9 Ağustos 2016 Salı

The Time of the Doves (Güvercinler Gittiğinde)


Geçen sene bu sıralar okuduğum ama hem Türkçe tercümesi olmadığından hem de Türkiye'de satılmadığından yazmadığım kitaplar oldu. Oysa kitapları da sevmiştim. Aylar geçip de kitapların bende tortu bıraktığını fark edince yazmaya giriştim. The Time of the Doves'un artık Türkçeye çevrilmiş olduğunu da görünce bir an önce bu yazıyı yayınlamam şart oldu.

The Time of the Doves, The Pegean Girl ve In Diamond Square isimleriyle de Katalancadan İngilizceye çevrilmiş, sürgün Katalan yazar Merce Rodoreda'nın romanı. Asıl adı La plaça del Diamant.
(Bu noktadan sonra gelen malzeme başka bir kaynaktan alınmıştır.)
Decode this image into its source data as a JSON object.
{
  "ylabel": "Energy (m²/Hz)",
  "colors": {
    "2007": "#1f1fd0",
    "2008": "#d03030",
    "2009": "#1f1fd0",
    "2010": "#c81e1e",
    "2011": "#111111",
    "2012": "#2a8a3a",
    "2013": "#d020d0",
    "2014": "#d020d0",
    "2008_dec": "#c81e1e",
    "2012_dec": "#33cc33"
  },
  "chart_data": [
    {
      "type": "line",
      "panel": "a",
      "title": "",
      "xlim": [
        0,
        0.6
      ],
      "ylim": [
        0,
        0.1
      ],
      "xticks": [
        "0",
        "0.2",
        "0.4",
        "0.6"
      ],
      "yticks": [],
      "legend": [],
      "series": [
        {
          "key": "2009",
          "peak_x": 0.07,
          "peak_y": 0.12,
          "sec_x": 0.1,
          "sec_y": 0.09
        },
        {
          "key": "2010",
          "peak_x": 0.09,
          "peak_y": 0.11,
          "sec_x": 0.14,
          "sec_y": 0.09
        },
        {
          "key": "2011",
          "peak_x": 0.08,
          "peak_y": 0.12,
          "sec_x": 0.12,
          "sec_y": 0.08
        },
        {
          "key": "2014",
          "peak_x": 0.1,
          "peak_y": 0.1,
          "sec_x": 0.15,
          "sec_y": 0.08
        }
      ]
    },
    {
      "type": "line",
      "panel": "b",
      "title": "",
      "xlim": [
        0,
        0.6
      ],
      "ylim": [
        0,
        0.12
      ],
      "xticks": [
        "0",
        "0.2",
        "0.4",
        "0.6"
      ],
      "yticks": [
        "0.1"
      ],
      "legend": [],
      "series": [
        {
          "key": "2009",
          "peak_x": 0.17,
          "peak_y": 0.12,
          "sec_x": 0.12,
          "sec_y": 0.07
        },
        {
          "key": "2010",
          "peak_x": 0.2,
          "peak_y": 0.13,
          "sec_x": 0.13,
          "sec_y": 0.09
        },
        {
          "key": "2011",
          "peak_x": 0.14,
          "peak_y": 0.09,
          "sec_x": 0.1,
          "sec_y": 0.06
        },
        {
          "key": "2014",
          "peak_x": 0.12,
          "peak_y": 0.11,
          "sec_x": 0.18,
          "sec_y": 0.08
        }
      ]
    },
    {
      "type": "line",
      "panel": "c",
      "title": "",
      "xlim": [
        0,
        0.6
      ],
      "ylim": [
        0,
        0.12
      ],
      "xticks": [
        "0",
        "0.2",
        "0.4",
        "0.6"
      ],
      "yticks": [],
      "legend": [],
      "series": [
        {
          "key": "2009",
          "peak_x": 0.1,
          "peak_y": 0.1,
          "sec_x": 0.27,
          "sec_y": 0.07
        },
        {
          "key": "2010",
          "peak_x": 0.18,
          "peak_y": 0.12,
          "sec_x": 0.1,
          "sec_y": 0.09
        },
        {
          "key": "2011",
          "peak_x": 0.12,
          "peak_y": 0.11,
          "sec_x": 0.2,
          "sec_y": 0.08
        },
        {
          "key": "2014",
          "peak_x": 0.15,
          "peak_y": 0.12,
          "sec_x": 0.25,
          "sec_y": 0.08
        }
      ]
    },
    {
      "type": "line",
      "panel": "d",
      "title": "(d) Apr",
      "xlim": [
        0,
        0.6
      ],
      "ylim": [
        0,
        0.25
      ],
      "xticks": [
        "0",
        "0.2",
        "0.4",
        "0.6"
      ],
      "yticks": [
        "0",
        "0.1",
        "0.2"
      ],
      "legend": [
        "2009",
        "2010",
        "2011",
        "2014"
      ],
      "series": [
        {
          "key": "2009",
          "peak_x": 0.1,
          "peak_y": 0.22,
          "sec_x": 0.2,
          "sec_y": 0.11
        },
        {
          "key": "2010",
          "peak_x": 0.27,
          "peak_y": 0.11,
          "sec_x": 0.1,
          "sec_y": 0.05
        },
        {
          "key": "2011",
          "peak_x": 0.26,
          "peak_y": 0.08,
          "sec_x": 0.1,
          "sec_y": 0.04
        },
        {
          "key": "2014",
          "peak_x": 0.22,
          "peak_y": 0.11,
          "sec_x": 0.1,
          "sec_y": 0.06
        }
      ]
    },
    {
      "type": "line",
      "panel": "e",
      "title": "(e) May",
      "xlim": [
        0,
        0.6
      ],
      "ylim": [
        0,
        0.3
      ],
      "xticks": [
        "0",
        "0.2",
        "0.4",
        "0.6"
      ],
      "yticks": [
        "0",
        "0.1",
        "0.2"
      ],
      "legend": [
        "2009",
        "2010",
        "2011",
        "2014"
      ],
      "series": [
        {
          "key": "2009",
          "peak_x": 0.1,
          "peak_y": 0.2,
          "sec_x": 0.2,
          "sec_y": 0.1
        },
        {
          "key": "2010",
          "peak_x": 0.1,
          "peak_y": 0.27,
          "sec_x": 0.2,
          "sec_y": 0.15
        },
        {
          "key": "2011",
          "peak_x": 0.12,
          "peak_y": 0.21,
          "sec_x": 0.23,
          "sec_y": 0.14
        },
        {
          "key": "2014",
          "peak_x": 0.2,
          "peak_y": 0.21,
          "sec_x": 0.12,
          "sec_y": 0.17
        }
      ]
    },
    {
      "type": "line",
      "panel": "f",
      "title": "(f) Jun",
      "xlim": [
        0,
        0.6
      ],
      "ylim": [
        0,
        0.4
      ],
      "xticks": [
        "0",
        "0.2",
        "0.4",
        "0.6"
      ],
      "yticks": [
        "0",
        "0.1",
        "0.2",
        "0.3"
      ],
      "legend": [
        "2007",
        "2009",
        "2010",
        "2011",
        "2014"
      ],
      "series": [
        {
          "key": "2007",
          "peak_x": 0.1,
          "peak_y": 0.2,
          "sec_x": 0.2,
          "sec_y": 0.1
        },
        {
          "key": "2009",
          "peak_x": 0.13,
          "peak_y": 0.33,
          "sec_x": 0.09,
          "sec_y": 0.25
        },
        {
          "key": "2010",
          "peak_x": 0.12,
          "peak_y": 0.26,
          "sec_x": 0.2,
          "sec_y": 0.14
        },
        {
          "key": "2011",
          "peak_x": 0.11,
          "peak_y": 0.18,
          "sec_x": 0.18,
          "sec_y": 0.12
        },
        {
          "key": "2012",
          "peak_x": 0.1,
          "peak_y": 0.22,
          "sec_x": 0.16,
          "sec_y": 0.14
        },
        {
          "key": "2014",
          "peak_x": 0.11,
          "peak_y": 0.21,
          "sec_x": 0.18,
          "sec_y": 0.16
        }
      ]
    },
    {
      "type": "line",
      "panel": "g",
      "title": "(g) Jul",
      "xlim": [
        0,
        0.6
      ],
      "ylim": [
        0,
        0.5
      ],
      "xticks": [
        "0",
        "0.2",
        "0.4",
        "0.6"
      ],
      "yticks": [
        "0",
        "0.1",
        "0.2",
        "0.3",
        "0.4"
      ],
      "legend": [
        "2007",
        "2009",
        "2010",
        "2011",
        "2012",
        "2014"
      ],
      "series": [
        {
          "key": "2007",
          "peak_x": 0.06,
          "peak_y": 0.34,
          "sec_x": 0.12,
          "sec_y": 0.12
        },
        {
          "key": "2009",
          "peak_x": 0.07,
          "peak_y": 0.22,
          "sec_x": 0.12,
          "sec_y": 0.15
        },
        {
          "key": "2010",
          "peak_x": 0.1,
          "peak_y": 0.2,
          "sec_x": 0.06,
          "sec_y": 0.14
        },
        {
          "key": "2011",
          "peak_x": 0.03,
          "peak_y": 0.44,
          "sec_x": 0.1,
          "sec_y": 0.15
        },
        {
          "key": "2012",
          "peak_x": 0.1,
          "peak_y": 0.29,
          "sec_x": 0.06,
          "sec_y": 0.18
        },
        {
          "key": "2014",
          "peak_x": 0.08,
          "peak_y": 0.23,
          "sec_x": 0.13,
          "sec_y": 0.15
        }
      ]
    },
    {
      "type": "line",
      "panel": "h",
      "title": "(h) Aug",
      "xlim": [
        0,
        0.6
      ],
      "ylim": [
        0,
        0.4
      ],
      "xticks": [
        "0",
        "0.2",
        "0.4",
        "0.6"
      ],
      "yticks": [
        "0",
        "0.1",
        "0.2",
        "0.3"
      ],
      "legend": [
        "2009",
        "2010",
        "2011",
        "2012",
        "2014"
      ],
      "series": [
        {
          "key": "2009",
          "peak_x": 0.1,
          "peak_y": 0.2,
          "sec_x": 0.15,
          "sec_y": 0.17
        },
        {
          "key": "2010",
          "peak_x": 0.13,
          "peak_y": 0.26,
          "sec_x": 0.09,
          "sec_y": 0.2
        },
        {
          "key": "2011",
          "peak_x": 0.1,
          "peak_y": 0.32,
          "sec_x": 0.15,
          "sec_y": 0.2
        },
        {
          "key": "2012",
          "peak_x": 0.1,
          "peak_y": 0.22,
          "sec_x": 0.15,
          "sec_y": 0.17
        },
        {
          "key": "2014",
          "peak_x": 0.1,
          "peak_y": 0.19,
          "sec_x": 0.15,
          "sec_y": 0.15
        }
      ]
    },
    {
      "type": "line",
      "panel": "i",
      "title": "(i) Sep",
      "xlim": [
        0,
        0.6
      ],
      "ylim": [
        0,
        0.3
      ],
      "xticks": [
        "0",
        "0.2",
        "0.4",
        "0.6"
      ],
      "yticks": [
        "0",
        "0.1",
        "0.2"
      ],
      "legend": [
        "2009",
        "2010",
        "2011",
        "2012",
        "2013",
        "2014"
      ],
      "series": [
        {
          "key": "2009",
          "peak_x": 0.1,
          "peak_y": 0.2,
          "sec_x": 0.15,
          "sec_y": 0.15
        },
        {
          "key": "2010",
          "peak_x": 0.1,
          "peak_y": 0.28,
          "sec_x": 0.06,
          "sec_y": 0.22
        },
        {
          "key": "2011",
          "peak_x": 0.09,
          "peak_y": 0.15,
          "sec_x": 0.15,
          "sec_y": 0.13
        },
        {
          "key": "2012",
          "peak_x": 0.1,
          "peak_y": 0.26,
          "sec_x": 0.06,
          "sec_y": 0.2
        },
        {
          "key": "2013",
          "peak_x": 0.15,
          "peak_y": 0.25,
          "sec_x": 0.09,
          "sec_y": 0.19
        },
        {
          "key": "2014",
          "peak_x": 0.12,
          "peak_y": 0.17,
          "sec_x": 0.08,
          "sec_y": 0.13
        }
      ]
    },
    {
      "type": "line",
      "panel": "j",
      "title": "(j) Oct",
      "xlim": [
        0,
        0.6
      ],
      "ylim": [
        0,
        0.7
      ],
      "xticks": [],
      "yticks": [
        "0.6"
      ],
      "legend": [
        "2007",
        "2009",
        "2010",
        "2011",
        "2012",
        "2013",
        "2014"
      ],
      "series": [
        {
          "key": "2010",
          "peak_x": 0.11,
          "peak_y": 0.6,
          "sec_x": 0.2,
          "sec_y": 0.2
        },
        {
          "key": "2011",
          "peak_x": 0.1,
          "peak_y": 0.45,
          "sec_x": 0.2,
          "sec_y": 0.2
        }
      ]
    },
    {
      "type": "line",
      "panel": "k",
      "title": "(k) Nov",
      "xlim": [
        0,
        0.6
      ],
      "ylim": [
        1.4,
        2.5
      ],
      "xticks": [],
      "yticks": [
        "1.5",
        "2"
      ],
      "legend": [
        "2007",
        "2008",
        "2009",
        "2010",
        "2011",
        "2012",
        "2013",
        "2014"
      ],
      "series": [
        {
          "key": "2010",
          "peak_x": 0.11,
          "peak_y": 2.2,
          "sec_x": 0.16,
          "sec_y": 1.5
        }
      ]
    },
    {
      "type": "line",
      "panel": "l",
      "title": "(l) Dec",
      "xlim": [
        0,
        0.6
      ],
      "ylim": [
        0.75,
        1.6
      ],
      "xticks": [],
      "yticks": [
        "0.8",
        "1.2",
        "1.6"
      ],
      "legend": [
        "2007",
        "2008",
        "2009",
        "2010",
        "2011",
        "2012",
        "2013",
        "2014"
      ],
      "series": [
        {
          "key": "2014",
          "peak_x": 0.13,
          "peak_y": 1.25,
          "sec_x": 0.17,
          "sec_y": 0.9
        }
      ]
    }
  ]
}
Yazarın en iyi eser, Katalan edebiyatının en önemli örneklerinden biri sayılıyormuş. İspanya İç Savaşı öncesi ve sonrasını kapsayan dönemde Barselona'da geçiyor. Kahramanımız Natalia içine kapanık, naif, kendi halinde bir kız. Roman bu genç kızın Quimet adında kıymeti kendinden menkul, egosu yüksek, zora da gelemeyen, bence esasen sevmeyi de bilmeyen bir adamla tanışmasıyla başlıyor. Sonra başka heyecanlar, annelik, fakirlik, savaş, güvercinler, çaresizlik, mücadele... Romanın sonunda kendi küçük dünyasına yaşayan özgüvensiz kızdan hayata karşı kendi duruşunu oluşturmuş, çevresini algılayan olgun bir kadına dönüşüyor Natalia.

Bilinçakış tekniğinin kullanıldığı romanlar hep gözümü korkutmuştur. The Time of the Doves çekincelerimi boşa çıkardı. Edebiyatından çok hoşlandım. Garip şekilde sürükleyiciydi, okumak rahattı.

Kitabı okuma nedenlerimden biri de Barselona hakkında bir şeyler öğrenmek, bir duygu yakalamaktı.  Kendi dünyasında yaşayan Natalia'dan Barselona, dönem, yaşantı veya hakim düşünceler hakkında pek bir şey öğrenmek mümkün olmadı. Yine de Katalan hayatı ve kültürü hakkında detaylar vardı.

Bu romanı okumaya karar verdiğimde Türkçeye çevrilmemiş olduğunu görmüştüm, okuduktan sonra da neden çevrilmemiş ki diye hayıflanmıştım. Bundan 1 yıl sonra Alef Kitap'ın romanı Güvercinler Gittiğinde adıyla çevirdiğini fark ettim. Çevirisi nasıl olmuştur bilmiyorum ama kitabın kendisi gayet okunası bilin isterim.